Once the configuration has been reloaded successfully, the server logs will look something like:

[108277,30,14:46:07.453,INF] Reloading the node's configuration since a request has been received on /admin/reloadconfig.
[108277,29,14:46:07.457,INF] Loading the node's certificate(s) from file: "/home/ubuntu/links/node.crt"
[108277,29,14:46:07.488,INF] Loading the node's certificate. Subject: "CN=eventstoredb-node", Previous thumbprint: "05526714107700C519E24794E8964A3B30EF9BD0", New thumbprint: "BE6D5CD681D7B9281D60A5969B5A7E31AF775E9F"
[108277,29,14:46:07.488,INF] Loading intermediate certificate. Subject: "CN=EventStoreDB Intermediate CA 78ae8d5a159b247568039cf64f4b04ad, O=Event Store Ltd, C=UK", Thumbprint: "ED4AA0C5ED4AD120DDEE2FA8B3B0CCC5A30B81E3"
[108277,29,14:46:07.489,INF] Loading trusted root certificates.
[108277,29,14:46:07.490,INF] Loading trusted root certificate file: "/home/ubuntu/links/ca/ca.crt"
[108277,29,14:46:07.491,INF] Loading trusted root certificate. Subject: "CN=EventStoreDB CA c39fece76b4efcb65846145c942c037c, O=Event Store Ltd, C=UK", Thumbprint: "5F020804E8D7C419F9FC69ED3B4BC72DD79A5996"
[108277,29,14:46:07.493,INF] Certificate chain verification successful.
[108277,29,14:46:07.493,INF] All certificates successfully loaded.
[108277,29,14:46:07.494,INF] The node's configuration was successfully reloaded

Tips

If there are any errors during loading certificates, the new configuration changes will not take effect.

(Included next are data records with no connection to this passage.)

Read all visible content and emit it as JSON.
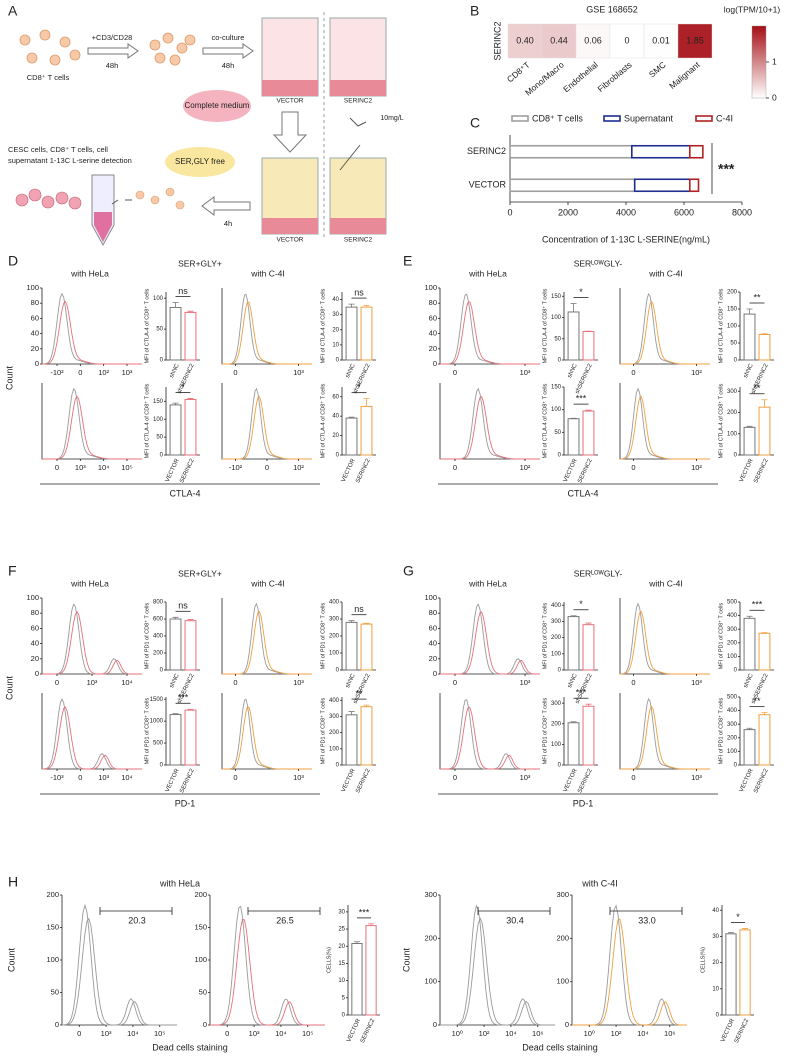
{
  "figure": {
    "panel_labels": [
      "A",
      "B",
      "C",
      "D",
      "E",
      "F",
      "G",
      "H"
    ],
    "schematic": {
      "stim": "+CD3/CD28",
      "stim_time": "48h",
      "cells": "CD8⁺ T cells",
      "coculture": "co-culture",
      "coculture_time": "48h",
      "wells": [
        "VECTOR",
        "SERINC2"
      ],
      "medium": "Complete medium",
      "dose": "10mg/L",
      "detection": [
        "CESC cells, CD8⁺ T cells, cell",
        "supernatant 1-13C L-serine detection"
      ],
      "free_medium": "SER,GLY free",
      "time2": "4h",
      "wells2": [
        "VECTOR",
        "SERINC2"
      ]
    }
  },
  "panels": [
    {
      "label": "D",
      "condition": "SER+GLY+",
      "columns": [
        "with HeLa",
        "with C-4I"
      ],
      "marker": "CTLA-4",
      "count_label": "Count",
      "hist_yticks": [
        0,
        20,
        40,
        60,
        80,
        100
      ],
      "hist_x_labels": [
        [
          "-10²",
          "0",
          "10²",
          "10³"
        ],
        [
          "0",
          "10³"
        ],
        [
          "0",
          "10³",
          "10⁴",
          "10⁵"
        ],
        [
          "-10²",
          "0",
          "10²"
        ]
      ]
    },
    {
      "label": "E",
      "condition": "SERᴸᴼᵂGLY-",
      "columns": [
        "with HeLa",
        "with C-4I"
      ],
      "marker": "CTLA-4",
      "hist_yticks": [
        0,
        20,
        40,
        60,
        80,
        100
      ],
      "hist_x_labels": [
        [
          "0",
          "10³"
        ],
        [
          "0",
          "10²"
        ],
        [
          "0",
          "10²"
        ],
        [
          "0",
          "10²"
        ]
      ]
    },
    {
      "label": "F",
      "condition": "SER+GLY+",
      "columns": [
        "with HeLa",
        "with C-4I"
      ],
      "marker": "PD-1",
      "count_label": "Count",
      "hist_yticks": [
        0,
        20,
        40,
        60,
        80,
        100
      ],
      "hist_x_labels": [
        [
          "0",
          "10³",
          "10⁴"
        ],
        [
          "0",
          "10³"
        ],
        [
          "-10³",
          "0",
          "10³",
          "10⁴"
        ],
        [
          "0",
          "10³"
        ]
      ]
    },
    {
      "label": "G",
      "condition": "SERᴸᴼᵂGLY-",
      "columns": [
        "with HeLa",
        "with C-4I"
      ],
      "marker": "PD-1",
      "hist_yticks": [
        0,
        20,
        40,
        60,
        80,
        100
      ],
      "hist_x_labels": [
        [
          "0",
          "10³"
        ],
        [
          "0",
          "10³"
        ],
        [
          "0",
          "10³"
        ],
        [
          "0",
          "10³"
        ]
      ]
    },
    {
      "label": "H",
      "columns": [
        "with HeLa",
        "with C-4I"
      ],
      "marker": "Dead cells staining",
      "hist_yticks": [
        [
          0,
          50,
          100,
          150,
          200
        ],
        [
          0,
          50,
          100,
          150,
          200
        ],
        [
          0,
          100,
          200,
          300
        ],
        [
          0,
          100,
          200,
          300
        ]
      ],
      "hist_x_labels": [
        [
          "0",
          "10³",
          "10⁴",
          "10⁵"
        ],
        [
          "0",
          "10³",
          "10⁴",
          "10⁵"
        ],
        [
          "10⁰",
          "10²",
          "10⁴",
          "10⁶"
        ],
        [
          "10⁰",
          "10²",
          "10⁴",
          "10⁶"
        ]
      ],
      "count_label": "Count",
      "gates": [
        "20.3",
        "26.5",
        "30.4",
        "33.0"
      ]
    }
  ],
  "chart_data": [
    {
      "type": "heatmap",
      "title": "GSE 168652",
      "row_label": "SERINC2",
      "colorbar_title": "log(TPM/10+1)",
      "categories": [
        "CD8⁺T",
        "Mono/Macro",
        "Endothelial",
        "Fibroblasts",
        "SMC",
        "Malignant"
      ],
      "values": [
        0.4,
        0.44,
        0.06,
        0,
        0.01,
        1.85
      ],
      "value_labels": [
        "0.40",
        "0.44",
        "0.06",
        "0",
        "0.01",
        "1.85"
      ],
      "zlim": [
        0,
        2
      ],
      "zticks": [
        0,
        1
      ],
      "colors": [
        "#ffffff",
        "#a50f15"
      ]
    },
    {
      "type": "stacked-hbar",
      "categories": [
        "SERINC2",
        "VECTOR"
      ],
      "series": [
        {
          "name": "CD8⁺ T cells",
          "color": "#9e9e9e",
          "values": [
            4200,
            4300
          ]
        },
        {
          "name": "Supernatant",
          "color": "#1f2f8f",
          "values": [
            2000,
            1900
          ]
        },
        {
          "name": "C-4I",
          "color": "#b22222",
          "values": [
            450,
            300
          ]
        }
      ],
      "xlim": [
        0,
        8000
      ],
      "xticks": [
        0,
        2000,
        4000,
        6000,
        8000
      ],
      "xlabel": "Concentration of 1-13C L-SERINE(ng/mL)",
      "annotation": "***"
    },
    {
      "type": "bar",
      "ylabel": "MFI of CTLA-4 of CD8⁺ T cells",
      "categories": [
        "shNC",
        "shSERINC2"
      ],
      "values": [
        85,
        77
      ],
      "errors": [
        8,
        2
      ],
      "ylim": [
        0,
        110
      ],
      "yticks": [
        0,
        50,
        100
      ],
      "significance": "ns",
      "colors": [
        "#777777",
        "#e8707a"
      ]
    },
    {
      "type": "bar",
      "ylabel": "MFI of CTLA-4 of CD8⁺ T cells",
      "categories": [
        "shNC",
        "shSERINC2"
      ],
      "values": [
        35,
        35
      ],
      "errors": [
        2,
        1
      ],
      "ylim": [
        0,
        45
      ],
      "yticks": [
        0,
        10,
        20,
        30,
        40
      ],
      "significance": "ns",
      "colors": [
        "#777777",
        "#f0a040"
      ]
    },
    {
      "type": "bar",
      "ylabel": "MFI of CTLA-4 of CD8⁺ T cells",
      "categories": [
        "VECTOR",
        "SERINC2"
      ],
      "values": [
        140,
        155
      ],
      "errors": [
        5,
        3
      ],
      "ylim": [
        0,
        190
      ],
      "yticks": [
        0,
        50,
        100,
        150
      ],
      "significance": "*",
      "colors": [
        "#777777",
        "#e8707a"
      ]
    },
    {
      "type": "bar",
      "ylabel": "MFI of CTLA-4 of CD8⁺ T cells",
      "categories": [
        "VECTOR",
        "SERINC2"
      ],
      "values": [
        38,
        50
      ],
      "errors": [
        1,
        8
      ],
      "ylim": [
        0,
        70
      ],
      "yticks": [
        0,
        20,
        40,
        60
      ],
      "significance": "*",
      "colors": [
        "#777777",
        "#f0a040"
      ]
    },
    {
      "type": "bar",
      "ylabel": "MFI of CTLA-4 of CD8⁺ T cells",
      "categories": [
        "shNC",
        "shSERINC2"
      ],
      "values": [
        113,
        67
      ],
      "errors": [
        20,
        1
      ],
      "ylim": [
        0,
        160
      ],
      "yticks": [
        0,
        50,
        100,
        150
      ],
      "significance": "*",
      "colors": [
        "#777777",
        "#e8707a"
      ]
    },
    {
      "type": "bar",
      "ylabel": "MFI of CTLA-4 of CD8⁺ T cells",
      "categories": [
        "shNC",
        "shSERINC2"
      ],
      "values": [
        135,
        75
      ],
      "errors": [
        15,
        2
      ],
      "ylim": [
        0,
        200
      ],
      "yticks": [
        0,
        50,
        100,
        150,
        200
      ],
      "significance": "**",
      "colors": [
        "#777777",
        "#f0a040"
      ]
    },
    {
      "type": "bar",
      "ylabel": "MFI of CTLA-4 of CD8⁺ T cells",
      "categories": [
        "VECTOR",
        "SERINC2"
      ],
      "values": [
        80,
        97
      ],
      "errors": [
        1,
        2
      ],
      "ylim": [
        0,
        150
      ],
      "yticks": [
        0,
        50,
        100,
        150
      ],
      "significance": "***",
      "colors": [
        "#777777",
        "#e8707a"
      ]
    },
    {
      "type": "bar",
      "ylabel": "MFI of CTLA-4 of CD8⁺ T cells",
      "categories": [
        "VECTOR",
        "SERINC2"
      ],
      "values": [
        130,
        225
      ],
      "errors": [
        5,
        35
      ],
      "ylim": [
        0,
        320
      ],
      "yticks": [
        0,
        100,
        200,
        300
      ],
      "significance": "**",
      "colors": [
        "#777777",
        "#f0a040"
      ]
    },
    {
      "type": "bar",
      "ylabel": "MFI of PD1 of CD8⁺ T cells",
      "categories": [
        "shNC",
        "shSERINC2"
      ],
      "values": [
        600,
        580
      ],
      "errors": [
        20,
        15
      ],
      "ylim": [
        0,
        800
      ],
      "yticks": [
        0,
        200,
        400,
        600,
        800
      ],
      "significance": "ns",
      "colors": [
        "#777777",
        "#e8707a"
      ]
    },
    {
      "type": "bar",
      "ylabel": "MFI of PD1 of CD8⁺ T cells",
      "categories": [
        "shNC",
        "shSERINC2"
      ],
      "values": [
        280,
        270
      ],
      "errors": [
        10,
        5
      ],
      "ylim": [
        0,
        400
      ],
      "yticks": [
        0,
        100,
        200,
        300,
        400
      ],
      "significance": "ns",
      "colors": [
        "#777777",
        "#f0a040"
      ]
    },
    {
      "type": "bar",
      "ylabel": "MFI of PD1 of CD8⁺ T cells",
      "categories": [
        "VECTOR",
        "SERINC2"
      ],
      "values": [
        1150,
        1250
      ],
      "errors": [
        20,
        20
      ],
      "ylim": [
        0,
        1550
      ],
      "yticks": [
        0,
        500,
        1000,
        1500
      ],
      "significance": "***",
      "colors": [
        "#777777",
        "#e8707a"
      ]
    },
    {
      "type": "bar",
      "ylabel": "MFI of PD1 of CD8⁺ T cells",
      "categories": [
        "VECTOR",
        "SERINC2"
      ],
      "values": [
        310,
        360
      ],
      "errors": [
        20,
        10
      ],
      "ylim": [
        0,
        420
      ],
      "yticks": [
        0,
        100,
        200,
        300,
        400
      ],
      "significance": "**",
      "colors": [
        "#777777",
        "#f0a040"
      ]
    },
    {
      "type": "bar",
      "ylabel": "MFI of PD1 of CD8⁺ T cells",
      "categories": [
        "shNC",
        "shSERINC2"
      ],
      "values": [
        330,
        280
      ],
      "errors": [
        5,
        10
      ],
      "ylim": [
        0,
        420
      ],
      "yticks": [
        0,
        100,
        200,
        300,
        400
      ],
      "significance": "*",
      "colors": [
        "#777777",
        "#e8707a"
      ]
    },
    {
      "type": "bar",
      "ylabel": "MFI of PD1 of CD8⁺ T cells",
      "categories": [
        "shNC",
        "shSERINC2"
      ],
      "values": [
        380,
        270
      ],
      "errors": [
        15,
        5
      ],
      "ylim": [
        0,
        500
      ],
      "yticks": [
        0,
        100,
        200,
        300,
        400,
        500
      ],
      "significance": "***",
      "colors": [
        "#777777",
        "#f0a040"
      ]
    },
    {
      "type": "bar",
      "ylabel": "MFI of PD1 of CD8⁺ T cells",
      "categories": [
        "VECTOR",
        "SERINC2"
      ],
      "values": [
        205,
        285
      ],
      "errors": [
        5,
        10
      ],
      "ylim": [
        0,
        330
      ],
      "yticks": [
        0,
        100,
        200,
        300
      ],
      "significance": "***",
      "colors": [
        "#777777",
        "#e8707a"
      ]
    },
    {
      "type": "bar",
      "ylabel": "MFI of PD1 of CD8⁺ T cells",
      "categories": [
        "VECTOR",
        "SERINC2"
      ],
      "values": [
        260,
        370
      ],
      "errors": [
        10,
        15
      ],
      "ylim": [
        0,
        500
      ],
      "yticks": [
        0,
        100,
        200,
        300,
        400,
        500
      ],
      "significance": "**",
      "colors": [
        "#777777",
        "#f0a040"
      ]
    },
    {
      "type": "bar",
      "ylabel": "CELLS(%)",
      "categories": [
        "VECTOR",
        "SERINC2"
      ],
      "values": [
        20.8,
        26
      ],
      "errors": [
        0.5,
        0.5
      ],
      "ylim": [
        0,
        32
      ],
      "yticks": [
        0,
        5,
        10,
        15,
        20,
        25,
        30
      ],
      "significance": "***",
      "colors": [
        "#777777",
        "#e8707a"
      ]
    },
    {
      "type": "bar",
      "ylabel": "CELLS(%)",
      "categories": [
        "VECTOR",
        "SERINC2"
      ],
      "values": [
        31,
        32.5
      ],
      "errors": [
        0.5,
        0.5
      ],
      "ylim": [
        0,
        42
      ],
      "yticks": [
        0,
        10,
        20,
        30,
        40
      ],
      "significance": "*",
      "colors": [
        "#777777",
        "#f0a040"
      ]
    }
  ]
}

The server logs the following error when the node certificate is not available at the path specified in the EventStore configuration file.

[108277,30,14:49:47.481,INF] Reloading the node's configuration since a request has been received on /admin/reloadconfig.
[108277,29,14:49:47.488,INF] Loading the node's certificate(s) from file: "/home/ubuntu/links/node.crt"
[108277,29,14:49:47.489,ERR] An error has occurred while reloading the configuration
System.IO.FileNotFoundException: Could not find file '/home/ubuntu/links/node.key'.

Step 4: Update the other nodes

Now update the certificates on the other nodes.

Step 5: Monitor the cluster

The connection between nodes in EventStoreDB reset every 10 minutes so the new configuration won’t take immediate effect. Use this time to update the certificates on all of the nodes. It is advisable to monitor the cluster after this timeframe to make sure everything is working as expected. The EventStoreDB will log certificate errors if the certificates are not reloaded on all of the nodes before the connection resets.

[108277,29,14:59:47.489,ERR] eventstoredb-node : A certificate chain could not be built to a trusted root authority.
[108277,29,14:59:47.489,ERR] Client certificate validation error: "The certificate (CN=eventstoredb-node) provided by the client failed validation with the following error(s): RemoteCertificateChainErrors (PartialChain)"

The above error indicates that there is some issue with the certificate because the reload process is not yet completed on all the nodes. The error can be safely ignored during the duration of the reloading certificate process, but the affected nodes will not be able to communicate with each other until the certificates have been updated on all the nodes.

Warning

It can take up to 10 minutes for certificate changes to take effect. Certificates on all nodes should be updated within this window to avoid connection issues.